From the IPA’s description, it’s clear why it listed Band Wagon as the last of its seven propaganda devices. Band Wagon is the culmination of the propagandist’s work as he uses it to mold people into a group mentality that rejects any critique of the leader and becomes caught up in following him despite warning, despite common sense, and despite destructive consequences.

Do not enter the path of the wicked
And do not proceed in the way of evil men.
Avoid it, do not pass by it;
Turn away from it and pass on.
Proverbs 4:14–15

Here again are the IPA’s concluding words on propaganda.

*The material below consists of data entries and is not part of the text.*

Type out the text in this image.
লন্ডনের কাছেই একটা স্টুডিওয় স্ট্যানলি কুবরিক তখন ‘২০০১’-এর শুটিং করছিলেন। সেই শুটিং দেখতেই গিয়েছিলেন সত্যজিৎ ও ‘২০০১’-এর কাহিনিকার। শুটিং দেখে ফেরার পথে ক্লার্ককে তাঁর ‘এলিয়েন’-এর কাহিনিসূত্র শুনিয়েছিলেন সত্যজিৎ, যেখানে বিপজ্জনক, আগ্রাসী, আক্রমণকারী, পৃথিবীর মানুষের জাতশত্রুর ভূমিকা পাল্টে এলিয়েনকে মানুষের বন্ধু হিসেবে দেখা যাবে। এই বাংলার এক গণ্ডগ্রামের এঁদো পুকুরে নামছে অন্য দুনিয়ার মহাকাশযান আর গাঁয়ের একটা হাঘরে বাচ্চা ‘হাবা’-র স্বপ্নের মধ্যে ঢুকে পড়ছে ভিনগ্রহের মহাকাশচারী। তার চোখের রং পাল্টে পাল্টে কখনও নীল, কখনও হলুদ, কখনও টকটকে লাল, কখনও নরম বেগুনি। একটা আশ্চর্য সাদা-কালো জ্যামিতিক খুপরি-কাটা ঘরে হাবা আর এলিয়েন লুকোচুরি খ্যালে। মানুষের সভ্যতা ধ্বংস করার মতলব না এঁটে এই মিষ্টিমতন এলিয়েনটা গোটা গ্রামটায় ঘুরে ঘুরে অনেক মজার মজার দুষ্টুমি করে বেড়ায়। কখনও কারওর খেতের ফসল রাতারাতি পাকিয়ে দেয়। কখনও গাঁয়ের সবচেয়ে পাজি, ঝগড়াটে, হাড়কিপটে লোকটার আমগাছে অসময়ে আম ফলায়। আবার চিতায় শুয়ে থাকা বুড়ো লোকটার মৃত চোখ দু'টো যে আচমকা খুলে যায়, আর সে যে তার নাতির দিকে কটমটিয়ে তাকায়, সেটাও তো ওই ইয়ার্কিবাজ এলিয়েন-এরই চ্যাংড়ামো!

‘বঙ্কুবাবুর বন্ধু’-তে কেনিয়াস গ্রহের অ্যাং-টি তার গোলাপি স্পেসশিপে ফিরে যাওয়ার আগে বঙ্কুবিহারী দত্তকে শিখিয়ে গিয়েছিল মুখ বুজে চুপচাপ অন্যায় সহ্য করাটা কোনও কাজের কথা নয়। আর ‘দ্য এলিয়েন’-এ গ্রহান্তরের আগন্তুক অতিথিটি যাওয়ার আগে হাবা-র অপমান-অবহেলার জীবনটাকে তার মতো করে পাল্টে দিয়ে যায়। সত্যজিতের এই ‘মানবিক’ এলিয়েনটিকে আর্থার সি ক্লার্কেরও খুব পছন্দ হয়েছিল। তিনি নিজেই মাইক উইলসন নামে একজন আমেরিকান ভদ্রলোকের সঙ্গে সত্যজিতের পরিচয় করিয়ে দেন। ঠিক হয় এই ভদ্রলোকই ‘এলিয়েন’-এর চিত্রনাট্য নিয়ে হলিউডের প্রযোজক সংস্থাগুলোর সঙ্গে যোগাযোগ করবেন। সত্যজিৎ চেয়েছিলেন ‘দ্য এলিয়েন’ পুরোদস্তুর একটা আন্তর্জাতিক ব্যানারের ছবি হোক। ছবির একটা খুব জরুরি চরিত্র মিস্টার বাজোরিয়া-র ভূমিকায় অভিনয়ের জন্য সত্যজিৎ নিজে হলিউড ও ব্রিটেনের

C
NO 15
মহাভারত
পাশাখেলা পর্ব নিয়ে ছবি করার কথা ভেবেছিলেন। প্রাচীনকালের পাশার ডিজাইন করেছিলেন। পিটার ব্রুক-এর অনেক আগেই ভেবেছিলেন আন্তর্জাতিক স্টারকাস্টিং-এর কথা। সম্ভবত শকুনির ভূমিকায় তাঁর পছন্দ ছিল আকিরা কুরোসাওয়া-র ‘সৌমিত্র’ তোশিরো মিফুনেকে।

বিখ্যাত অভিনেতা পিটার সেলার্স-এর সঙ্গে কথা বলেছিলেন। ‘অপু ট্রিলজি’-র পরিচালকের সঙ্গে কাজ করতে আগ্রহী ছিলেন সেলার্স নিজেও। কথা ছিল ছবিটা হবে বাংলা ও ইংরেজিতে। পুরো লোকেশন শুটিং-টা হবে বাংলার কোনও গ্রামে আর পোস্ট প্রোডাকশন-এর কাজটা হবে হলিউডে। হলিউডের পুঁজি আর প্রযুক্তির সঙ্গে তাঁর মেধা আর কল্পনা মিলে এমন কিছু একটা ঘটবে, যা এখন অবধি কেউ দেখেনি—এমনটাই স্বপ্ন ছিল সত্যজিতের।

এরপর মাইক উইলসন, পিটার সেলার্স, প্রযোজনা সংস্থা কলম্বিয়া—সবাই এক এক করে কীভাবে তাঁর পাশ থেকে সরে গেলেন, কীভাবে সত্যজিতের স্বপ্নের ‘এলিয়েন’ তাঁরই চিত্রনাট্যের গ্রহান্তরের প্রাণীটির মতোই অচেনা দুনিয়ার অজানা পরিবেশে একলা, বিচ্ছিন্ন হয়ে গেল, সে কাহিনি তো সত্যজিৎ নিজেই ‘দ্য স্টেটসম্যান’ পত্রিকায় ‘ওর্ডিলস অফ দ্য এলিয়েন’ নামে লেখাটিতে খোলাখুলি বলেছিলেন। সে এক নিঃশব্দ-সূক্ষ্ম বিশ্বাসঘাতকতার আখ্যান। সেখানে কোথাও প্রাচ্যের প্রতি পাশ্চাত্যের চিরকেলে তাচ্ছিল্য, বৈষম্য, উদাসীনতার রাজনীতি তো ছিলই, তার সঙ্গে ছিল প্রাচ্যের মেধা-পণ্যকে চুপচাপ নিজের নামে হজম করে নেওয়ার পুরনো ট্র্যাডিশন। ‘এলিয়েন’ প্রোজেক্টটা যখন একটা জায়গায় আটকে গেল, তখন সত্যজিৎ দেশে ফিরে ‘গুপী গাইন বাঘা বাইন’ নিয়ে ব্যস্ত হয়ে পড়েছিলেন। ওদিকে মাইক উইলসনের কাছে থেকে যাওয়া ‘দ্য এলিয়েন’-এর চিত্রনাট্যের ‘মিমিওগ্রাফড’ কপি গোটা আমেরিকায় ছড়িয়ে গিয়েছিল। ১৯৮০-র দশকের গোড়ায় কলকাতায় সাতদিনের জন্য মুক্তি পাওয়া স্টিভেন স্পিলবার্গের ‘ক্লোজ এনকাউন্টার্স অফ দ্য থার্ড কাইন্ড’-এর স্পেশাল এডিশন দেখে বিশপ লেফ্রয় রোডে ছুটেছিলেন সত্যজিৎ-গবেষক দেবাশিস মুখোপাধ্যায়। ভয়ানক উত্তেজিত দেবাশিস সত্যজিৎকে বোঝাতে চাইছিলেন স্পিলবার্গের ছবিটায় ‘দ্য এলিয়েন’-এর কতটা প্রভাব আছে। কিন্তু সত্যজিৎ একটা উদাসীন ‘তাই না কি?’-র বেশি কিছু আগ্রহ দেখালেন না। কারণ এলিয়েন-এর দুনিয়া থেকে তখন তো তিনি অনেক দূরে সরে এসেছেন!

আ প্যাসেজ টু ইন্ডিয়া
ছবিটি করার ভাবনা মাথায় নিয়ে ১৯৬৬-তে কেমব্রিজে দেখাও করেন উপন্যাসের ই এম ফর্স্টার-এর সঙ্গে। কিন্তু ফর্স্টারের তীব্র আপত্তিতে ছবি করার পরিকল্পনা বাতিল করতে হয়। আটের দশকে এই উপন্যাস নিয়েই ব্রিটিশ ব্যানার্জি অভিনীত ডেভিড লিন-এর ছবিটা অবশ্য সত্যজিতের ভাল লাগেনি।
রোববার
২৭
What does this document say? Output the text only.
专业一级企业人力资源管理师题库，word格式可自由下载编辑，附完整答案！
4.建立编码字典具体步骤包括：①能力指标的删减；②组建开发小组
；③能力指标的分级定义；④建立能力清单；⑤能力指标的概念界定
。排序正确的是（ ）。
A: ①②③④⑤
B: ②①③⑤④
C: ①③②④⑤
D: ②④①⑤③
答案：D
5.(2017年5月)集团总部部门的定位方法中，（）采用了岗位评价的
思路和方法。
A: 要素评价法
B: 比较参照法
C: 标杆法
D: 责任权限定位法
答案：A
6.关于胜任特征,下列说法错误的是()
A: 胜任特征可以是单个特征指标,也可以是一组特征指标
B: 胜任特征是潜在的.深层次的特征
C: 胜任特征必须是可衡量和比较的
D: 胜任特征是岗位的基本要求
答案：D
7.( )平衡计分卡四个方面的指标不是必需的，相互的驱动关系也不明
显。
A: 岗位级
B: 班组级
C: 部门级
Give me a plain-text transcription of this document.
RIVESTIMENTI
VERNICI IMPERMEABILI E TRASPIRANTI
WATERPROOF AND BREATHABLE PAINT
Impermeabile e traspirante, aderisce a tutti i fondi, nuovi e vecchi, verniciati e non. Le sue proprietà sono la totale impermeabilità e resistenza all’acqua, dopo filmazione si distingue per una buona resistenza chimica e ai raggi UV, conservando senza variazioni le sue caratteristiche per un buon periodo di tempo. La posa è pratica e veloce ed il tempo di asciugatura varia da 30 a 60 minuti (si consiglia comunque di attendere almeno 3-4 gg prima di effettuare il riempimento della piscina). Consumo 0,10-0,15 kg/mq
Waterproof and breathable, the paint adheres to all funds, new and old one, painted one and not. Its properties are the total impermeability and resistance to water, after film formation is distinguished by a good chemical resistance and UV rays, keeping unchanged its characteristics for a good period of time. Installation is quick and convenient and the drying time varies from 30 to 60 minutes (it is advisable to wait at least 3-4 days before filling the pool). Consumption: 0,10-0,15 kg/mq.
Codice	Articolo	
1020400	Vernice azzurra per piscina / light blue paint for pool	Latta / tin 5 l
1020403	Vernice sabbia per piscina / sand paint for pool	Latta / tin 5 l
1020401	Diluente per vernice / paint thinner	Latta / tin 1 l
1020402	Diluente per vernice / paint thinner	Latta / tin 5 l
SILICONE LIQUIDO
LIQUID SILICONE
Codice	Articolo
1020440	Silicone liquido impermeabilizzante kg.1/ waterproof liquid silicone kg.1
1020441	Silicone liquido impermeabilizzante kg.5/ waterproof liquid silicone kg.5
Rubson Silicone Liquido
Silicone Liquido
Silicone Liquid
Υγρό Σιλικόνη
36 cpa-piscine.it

Our seven ABC’s of Propaganda Analysis and our seven Propaganda Devices are offered…as workable means for aiding Americans to preserve their freedom of choice and with it their other freedoms embodied so largely in the expression… freedom of speech and assembly, of the press, and of religion. In closing, then, let us merely sum up the spirit of our seven ABC’s and seven devices in the following statements:

Don’t be stampeded.

Beware of your own prejudices.

Suspend your judgment until more sides of the issue are presented.

Analyze them.

Propaganda is a planted lie used to shape a perception of reality. It is an illusion designed to make the first domino fall in a cascade of events with planned consequences that will be a means to the end of power.

The Fine Art Of Propaganda; A Study of Father Coughlin’s Speeches” by The Institute for Propaganda Analysis, Edited by Alfred McClung Lee & Elizabeth Briant Lee, and published in 1939 by Harcourt, Brace and Company, New York via Phil Taylor’s Web Site, The Institute of Communications Studies, University of Leeds, UK.
Charles A. Fleming, “Understanding Propaganda From a General Semantics Perspective,” Et cetera, (Spring 1995) 11–12.


2 thoughts on “The In Crowd: Band Wagon as Propaganda

  1. As I read this I thought, ‘Isn’t this technique, the bandwagon appeal, in essence an implied threat of retaliation or exclusion if you don’t get aboard? And if you sense that, doesn’t that tell you there is something sort of dark about guys who want to rule and retaliate? Is that what their vision of what leadership is about? Yuck.’

  2. It’s fairly benign when the Band Wagon sticks to:

    “Don’t throw away your vote. Vote for our candidate. He’s winning.” Nearly every candidate wins in every election before the votes are in and counted.

    The last sentence is amusing—it’s still true some 75 years later!

    I do think Band Wagon can go very dark very rapidly. At its worst it’s about molding a mob that becomes a weapon for power, and then there is an implied threat that quickly becomes real. Anyone who wants to form individuals into group think mode does not have a benevolent purpose in their actions. When I read the IPA’s words I could hear the echo of Nazi leadership. My guess is that as the IPA saw this happening in Germany in the 30’s, the group placed Band Wagon as last because it summarized the effect of all the devices of propaganda.